In Australia, because the Olympic programme is so strong, when you have someone who is tall with ball skills, he goes to AFL, NRL or basketball. If he doesn’t have hand-eye coordination he’ll go to rowing or swimming. That’s how they take the best athletes out of the system. Rugby have been naïve in thinking that they will always have the numbers. They killed the goose that laid the golden egg. They had the talent ID, the academies, the high-performance edge and produced winners. Right now, they don’t play an identifiable style. When they played against Wales this summer, I couldn’t pick out the style they were trying to play.
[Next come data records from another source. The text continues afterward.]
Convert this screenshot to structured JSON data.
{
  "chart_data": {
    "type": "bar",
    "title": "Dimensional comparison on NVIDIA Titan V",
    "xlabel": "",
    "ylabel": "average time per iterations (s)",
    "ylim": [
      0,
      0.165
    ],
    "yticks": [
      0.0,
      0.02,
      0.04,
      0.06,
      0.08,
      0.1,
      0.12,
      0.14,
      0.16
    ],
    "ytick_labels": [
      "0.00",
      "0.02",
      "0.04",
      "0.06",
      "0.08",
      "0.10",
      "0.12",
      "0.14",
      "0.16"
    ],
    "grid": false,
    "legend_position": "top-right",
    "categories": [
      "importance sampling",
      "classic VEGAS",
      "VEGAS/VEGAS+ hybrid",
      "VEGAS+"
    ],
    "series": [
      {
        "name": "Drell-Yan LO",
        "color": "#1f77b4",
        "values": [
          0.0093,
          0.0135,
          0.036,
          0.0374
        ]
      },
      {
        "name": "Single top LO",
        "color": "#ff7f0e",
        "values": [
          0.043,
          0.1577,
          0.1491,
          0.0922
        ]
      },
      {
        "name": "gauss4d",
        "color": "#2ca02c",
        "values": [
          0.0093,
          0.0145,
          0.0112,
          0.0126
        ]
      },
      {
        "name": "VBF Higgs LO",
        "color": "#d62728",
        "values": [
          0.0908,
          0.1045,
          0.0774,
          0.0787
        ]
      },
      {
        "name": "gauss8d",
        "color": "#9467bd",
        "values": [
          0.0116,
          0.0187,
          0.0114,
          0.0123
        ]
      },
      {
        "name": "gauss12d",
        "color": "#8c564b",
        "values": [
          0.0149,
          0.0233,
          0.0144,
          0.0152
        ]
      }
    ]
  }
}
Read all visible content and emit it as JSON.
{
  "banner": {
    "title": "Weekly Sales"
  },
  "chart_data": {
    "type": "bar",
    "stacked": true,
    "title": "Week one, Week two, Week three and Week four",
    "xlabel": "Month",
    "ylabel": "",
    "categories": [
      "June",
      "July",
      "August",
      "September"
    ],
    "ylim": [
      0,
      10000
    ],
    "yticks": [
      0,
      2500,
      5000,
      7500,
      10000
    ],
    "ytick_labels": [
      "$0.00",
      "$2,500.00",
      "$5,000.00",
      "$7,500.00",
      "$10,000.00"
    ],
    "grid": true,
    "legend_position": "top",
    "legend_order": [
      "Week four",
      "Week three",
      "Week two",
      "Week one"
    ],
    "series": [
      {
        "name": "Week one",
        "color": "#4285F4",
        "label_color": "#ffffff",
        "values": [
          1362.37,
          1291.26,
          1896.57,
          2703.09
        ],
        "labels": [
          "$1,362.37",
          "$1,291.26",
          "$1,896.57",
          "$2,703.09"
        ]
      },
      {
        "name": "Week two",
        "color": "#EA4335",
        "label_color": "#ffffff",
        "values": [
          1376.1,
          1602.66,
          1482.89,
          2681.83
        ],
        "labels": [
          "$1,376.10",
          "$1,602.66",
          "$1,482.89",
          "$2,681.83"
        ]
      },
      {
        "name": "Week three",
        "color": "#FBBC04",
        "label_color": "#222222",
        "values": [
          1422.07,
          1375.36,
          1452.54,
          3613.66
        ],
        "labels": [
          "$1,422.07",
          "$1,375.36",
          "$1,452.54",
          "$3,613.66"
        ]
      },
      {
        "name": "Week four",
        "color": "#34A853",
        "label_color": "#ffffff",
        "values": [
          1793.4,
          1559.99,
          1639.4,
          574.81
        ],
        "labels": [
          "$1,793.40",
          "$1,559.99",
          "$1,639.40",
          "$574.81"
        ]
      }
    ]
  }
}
Wales, who are also in a hole, just made more mistakes.
New Bok waterboy Vermeulen re coach comms
Rugby365 reports on Duane Vermeulen’s adventures in the Springbok coaching setup.
“[Coach] Rassie and the Springbok staff decided to pull me in – to be the link between the coaches and the players.” He said being a waterboy involves a lot more than what the title suggests. “There is a lot of information that goes through those mics – communication from top to bottom and from the field up to the coaches. It is an easy link. I was on the field, not even a year ago. It is nice to be that link and I am enjoying that role. We will see where it takes me.”
USA Sevens’ Ariana Ramsey blown away by free healthcare at Olympics
The Guardian reports that US rugby sevens player Ariana Ramsey has turned full commie after discovering the Olympic Village provides not only free food to athletes but also a suite of free healthcare options. Ramsey will be heading home having completed a pap smear and a free eye and dental exam. She even snagged a free pair of prescription glasses, presumably so she can look more like her new hero Leon Trotsky.
The Olympic Village began offering free medical care in 1932, according to Sports Illustrated, showing that the socialist French are capable of planning with a 92-year lead time and putting Stalin’s “five-year plan” in the shade. SI also reported that the village offers cardiology, orthopaedics, physiotherapy, psychology and podiatry, with dermatology also being offered to Paralympic athletes, who arrive shortly.
In the Land of the Free, healthcare is covered by private insurance that often requires customers to pay out of pocket until a deductible amount is reached, as well as co-pays and co-insurance costs, with extra fees incurred if a doctor is out of network. These expenses frequently make even basic healthcare such as gynaecology check-ups prohibitively expensive, and Ramsey has spent the last week chronicling her experience with free healthcare on the CCP malware known as TikTok.
“America needs to do better with their healthcare system because there’s no way why me, an American girl, should be so amazed by free healthcare,” Ramsay said, presumably while reading from her little red book on a break from those big Red Square parades they like.
Ramsey started playing rugby in high school, where she also excelled in track, wrestling and field hockey. She continued to play rugby in college at Dartmouth, where she was a co-captain. She also represented the US at the Tokyo Olympics, where her team reached the quarter-finals.